MORE CUBAN THAN CUBAN
Mojo roast pork, honey ham, Genoa salami, swiss cheese, bread & butter pickles, carrot pickles, & mustard sauce on a pressed roll
Makes 1 sandwich
1 8-inch section of Cuban bread or any not-too-crusty soft white roll, split open horizontally
4 tablespoons Carolina Mustard sauce (or spicy brown mustard)
3 ounces sliced Swiss cheese
2 ounces Bread & Butter pickles (or thinly sliced dill pickles)
2 ounces Carrot Pickles
4 ounces sliced honey ham
3 ounces Mojo pork loin (see recipe below)
2 ounces sliced Genoa salami
2 tablespoons butter
Preheat a panini press or a large cast iron skillet or griddle over medium heat.

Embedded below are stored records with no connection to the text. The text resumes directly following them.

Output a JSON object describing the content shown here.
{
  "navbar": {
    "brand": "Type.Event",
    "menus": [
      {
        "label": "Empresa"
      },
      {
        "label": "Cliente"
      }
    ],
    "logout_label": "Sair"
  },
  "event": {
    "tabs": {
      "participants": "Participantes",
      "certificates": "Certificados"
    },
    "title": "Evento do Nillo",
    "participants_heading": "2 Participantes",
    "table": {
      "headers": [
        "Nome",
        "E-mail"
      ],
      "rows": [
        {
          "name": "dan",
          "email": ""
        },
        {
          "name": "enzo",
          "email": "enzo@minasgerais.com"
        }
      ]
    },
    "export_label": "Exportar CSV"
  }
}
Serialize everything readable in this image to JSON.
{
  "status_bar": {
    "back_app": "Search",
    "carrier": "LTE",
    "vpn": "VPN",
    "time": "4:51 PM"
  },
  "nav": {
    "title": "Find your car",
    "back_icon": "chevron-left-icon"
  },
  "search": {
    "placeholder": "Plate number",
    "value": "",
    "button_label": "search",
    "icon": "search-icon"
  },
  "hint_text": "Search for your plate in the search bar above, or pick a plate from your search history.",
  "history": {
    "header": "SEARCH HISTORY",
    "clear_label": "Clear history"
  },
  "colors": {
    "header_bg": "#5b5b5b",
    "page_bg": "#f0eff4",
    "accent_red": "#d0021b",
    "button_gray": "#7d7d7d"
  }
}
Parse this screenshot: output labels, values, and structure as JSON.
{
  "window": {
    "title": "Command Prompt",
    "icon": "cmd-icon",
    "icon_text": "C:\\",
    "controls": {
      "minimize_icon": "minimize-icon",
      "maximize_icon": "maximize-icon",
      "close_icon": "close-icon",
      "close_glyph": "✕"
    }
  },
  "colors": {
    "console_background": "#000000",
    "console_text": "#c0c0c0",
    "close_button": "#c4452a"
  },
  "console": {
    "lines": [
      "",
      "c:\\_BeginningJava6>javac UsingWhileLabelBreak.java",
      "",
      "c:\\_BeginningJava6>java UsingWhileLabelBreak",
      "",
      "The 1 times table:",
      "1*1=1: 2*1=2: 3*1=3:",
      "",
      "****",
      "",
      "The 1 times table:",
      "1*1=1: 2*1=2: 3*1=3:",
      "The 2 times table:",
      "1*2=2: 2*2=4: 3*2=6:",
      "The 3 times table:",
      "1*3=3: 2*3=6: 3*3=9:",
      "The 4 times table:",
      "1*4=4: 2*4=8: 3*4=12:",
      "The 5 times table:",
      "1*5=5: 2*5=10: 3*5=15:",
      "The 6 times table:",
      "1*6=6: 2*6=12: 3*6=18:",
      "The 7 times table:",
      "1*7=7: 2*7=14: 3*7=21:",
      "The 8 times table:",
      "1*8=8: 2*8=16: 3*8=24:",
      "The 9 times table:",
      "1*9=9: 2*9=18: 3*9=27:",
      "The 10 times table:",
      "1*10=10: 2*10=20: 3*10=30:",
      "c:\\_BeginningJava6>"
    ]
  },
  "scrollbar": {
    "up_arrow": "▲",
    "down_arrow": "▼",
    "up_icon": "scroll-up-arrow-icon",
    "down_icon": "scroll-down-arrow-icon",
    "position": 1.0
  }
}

Lay bread, open side up, on a work surface and spread the bottom and top halves with mustard. Layer bottom and top halves with Swiss cheese. Working only on bottom halves, layer on all of the pickles, ham, roast pork, and salami (if using). Close sandwiches, pressing gently.
Butter top and bottom of the sandwich press and press sandwiches with moderate pressure until crisp on both sides, about 8 minutes. If using a cast iron skillet or griddle, melt half of the butter in the pan and add sandwiches. Use a second pan to press on them as the first side crisps. When crisp, flip sandwiches, add remaining butter, swirl to coat, and continue cooking while pressing until crisp on both sides, about 10 minutes total. Slice sandwiches in half diagonally and serve immediately.
MOJO PORK LOIN
1 pound pork loin roast, fat trimmed
1/4 cup olive oil, plus 2 tablespoons for searing the pork
1/4 cup orange juice
2 tablespoons lime juice
3 cloves garlic, minced
1 teaspoon ground cumin
1 teaspoon dried Mexican oregano
1 teaspoon crushed red pepper flakes
1 teaspoon kosher salt
Combine 1/4 cup olive oil, orange juice, lime juice, garlic, spices and salt in a zipper-top bag or 2-quart container with a lid. Add the pork, seal, and toss to thoroughly coat the pork. Refrigerate at least 8 hours and up to 24 hours.
Preheat oven to 350 degrees. Heat 2 tablespoons olive oil in a skillet or saute pan over medium-high heat. Remove pork from marinade. Place in the pan and sear well on all sides. Transfer pork to a baking sheet and place in the oven to finish cooking to an internal temperature of at least 145 degrees in the center. Tent to keep warm and rest 5 minutes.